In India, arbitration conflicts are common and business issues are arbitrated more frequently. India is poised to soon become a major centre for international arbitration due to the rise in choice for arbitration and the general decline in desire for litigation.This has been confirmed in practice, as Prime Minister Narendra Modi made explicit in his farewell address at the Niti Aayog conference on "National Initiative towards Strengthening Arbitration and Enforcement in India" the government's goal with regard to arbitration. At a global gathering, the BRICS summit in 2016, the union minister of law and justice reaffirmed the same.India's arbitration industry has advanced significantly over the years. The Indian Government has made great efforts to keep up with the current international consensus on arbitration, even going so far as to revise its Arbitration Act in 1996 to make it consistent with the UNCITRAL Model Law. As a result, even though the Indian Arbitration Law has largely followed the dominant worldwide consensus.


India's economy is expanding quickly, and in order for it to become a center for international arbitration, it needs solid arbitration legislation. Maintaining a balance between keeping the arbitration law current and building arbitration centers capable of effectively resolving and handling commercial disputes is crucial for achieving this goal. The adoption of best practices will become increasingly important in the near future with courts and politicians supporting arbitration and the Amendment Act in place.

Even more steps need to be taken in order to turn India become a hub for international arbitration.
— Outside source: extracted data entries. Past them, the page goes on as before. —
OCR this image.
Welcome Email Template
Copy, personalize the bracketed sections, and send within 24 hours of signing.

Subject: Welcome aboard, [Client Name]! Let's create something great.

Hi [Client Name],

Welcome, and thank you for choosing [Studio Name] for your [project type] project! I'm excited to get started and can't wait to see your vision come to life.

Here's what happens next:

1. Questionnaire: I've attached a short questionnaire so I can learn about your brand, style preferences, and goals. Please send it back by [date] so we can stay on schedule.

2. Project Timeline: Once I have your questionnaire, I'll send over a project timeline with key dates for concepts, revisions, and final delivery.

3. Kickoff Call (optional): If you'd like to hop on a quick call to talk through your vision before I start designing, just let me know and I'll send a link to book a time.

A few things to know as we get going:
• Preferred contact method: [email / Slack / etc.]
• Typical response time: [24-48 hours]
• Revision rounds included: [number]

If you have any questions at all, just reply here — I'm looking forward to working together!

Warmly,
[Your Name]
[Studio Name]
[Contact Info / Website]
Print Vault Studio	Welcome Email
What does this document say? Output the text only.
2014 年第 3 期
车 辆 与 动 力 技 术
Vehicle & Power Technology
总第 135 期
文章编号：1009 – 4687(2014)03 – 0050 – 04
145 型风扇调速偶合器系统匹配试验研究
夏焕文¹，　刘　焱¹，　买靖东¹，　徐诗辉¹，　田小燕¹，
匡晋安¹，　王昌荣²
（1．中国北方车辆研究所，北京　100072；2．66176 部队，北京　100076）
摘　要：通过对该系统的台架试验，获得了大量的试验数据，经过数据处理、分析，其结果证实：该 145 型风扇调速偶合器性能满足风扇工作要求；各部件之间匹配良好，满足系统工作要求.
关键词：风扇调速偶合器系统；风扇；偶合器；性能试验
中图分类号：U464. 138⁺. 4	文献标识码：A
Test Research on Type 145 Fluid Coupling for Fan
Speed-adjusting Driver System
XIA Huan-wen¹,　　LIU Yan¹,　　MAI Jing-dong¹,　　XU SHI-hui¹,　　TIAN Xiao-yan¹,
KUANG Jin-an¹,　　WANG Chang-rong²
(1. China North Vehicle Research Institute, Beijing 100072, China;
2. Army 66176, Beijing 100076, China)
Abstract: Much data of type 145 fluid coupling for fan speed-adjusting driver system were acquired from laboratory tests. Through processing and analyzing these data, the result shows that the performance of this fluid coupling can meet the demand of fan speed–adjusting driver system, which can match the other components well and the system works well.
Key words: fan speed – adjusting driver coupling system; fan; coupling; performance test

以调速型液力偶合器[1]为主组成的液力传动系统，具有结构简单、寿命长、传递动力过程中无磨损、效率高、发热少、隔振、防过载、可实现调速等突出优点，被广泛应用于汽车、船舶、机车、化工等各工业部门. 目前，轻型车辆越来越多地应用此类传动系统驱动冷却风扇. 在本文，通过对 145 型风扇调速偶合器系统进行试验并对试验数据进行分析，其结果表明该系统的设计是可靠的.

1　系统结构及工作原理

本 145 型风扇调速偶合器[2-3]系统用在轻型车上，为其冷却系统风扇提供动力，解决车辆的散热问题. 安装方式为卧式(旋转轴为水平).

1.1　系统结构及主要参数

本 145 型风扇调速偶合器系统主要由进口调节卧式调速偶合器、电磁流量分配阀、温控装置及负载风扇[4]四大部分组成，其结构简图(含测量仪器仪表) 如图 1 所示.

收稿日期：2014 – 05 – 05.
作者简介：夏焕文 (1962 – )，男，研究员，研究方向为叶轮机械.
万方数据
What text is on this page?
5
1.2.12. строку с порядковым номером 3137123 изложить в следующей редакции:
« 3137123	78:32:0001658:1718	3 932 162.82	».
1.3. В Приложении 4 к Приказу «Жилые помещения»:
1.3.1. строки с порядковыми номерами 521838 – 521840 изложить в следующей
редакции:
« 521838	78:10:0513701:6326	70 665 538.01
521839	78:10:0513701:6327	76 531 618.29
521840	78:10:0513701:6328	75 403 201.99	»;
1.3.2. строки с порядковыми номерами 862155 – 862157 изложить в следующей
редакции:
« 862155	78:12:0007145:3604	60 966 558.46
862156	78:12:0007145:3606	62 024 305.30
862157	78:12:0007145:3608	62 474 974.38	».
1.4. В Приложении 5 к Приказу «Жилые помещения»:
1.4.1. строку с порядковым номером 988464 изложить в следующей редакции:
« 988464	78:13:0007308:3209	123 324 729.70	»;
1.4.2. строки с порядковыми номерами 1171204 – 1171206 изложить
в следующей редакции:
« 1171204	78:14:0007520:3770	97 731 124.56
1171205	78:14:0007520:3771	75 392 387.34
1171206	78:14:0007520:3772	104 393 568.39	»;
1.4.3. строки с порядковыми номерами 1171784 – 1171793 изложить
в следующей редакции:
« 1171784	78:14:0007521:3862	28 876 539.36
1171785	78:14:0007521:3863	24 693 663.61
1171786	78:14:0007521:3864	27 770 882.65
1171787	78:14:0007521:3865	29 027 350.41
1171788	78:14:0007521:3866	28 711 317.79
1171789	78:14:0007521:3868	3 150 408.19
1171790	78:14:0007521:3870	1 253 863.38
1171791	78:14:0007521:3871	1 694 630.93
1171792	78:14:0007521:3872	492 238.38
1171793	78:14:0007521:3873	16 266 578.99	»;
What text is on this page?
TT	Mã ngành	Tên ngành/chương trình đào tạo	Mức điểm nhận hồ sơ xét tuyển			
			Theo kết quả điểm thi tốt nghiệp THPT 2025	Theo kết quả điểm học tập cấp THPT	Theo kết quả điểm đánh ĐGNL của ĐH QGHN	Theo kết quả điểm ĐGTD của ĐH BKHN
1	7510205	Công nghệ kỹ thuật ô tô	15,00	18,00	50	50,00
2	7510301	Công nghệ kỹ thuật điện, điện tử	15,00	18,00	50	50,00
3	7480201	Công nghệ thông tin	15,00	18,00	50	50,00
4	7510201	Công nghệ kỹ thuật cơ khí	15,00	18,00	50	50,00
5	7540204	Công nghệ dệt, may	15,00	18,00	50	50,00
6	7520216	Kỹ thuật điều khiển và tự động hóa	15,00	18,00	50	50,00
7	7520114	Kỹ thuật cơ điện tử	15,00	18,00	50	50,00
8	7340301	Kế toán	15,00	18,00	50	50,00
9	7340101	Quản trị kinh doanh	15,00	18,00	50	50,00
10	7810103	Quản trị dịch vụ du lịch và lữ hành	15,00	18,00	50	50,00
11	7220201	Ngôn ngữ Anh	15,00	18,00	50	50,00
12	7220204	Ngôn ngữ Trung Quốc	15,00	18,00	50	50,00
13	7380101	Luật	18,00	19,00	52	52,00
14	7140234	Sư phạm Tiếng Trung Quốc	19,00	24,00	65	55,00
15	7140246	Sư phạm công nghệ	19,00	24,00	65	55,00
Consider signing and ratifying international treaties, such as the ICSID Convention, and expanding the scope of the recognition of arbitral awards to non-reciprocating nations as a first step.As the ease of dispute settlement is regarded as a crucial factor when considering commercial connections, this will enable more parties to engage in commercial transactions in India.

From the 1940 Arbitration Act to the current Arbitration Act of 1996, which has undergone periodic revisions with the most recent occurring in 2019, India's arbitration law has advanced significantly. These Amendments have been quite timely and have contributed significantly to keeping the Indian Arbitration Scheme current with the rest of the globe.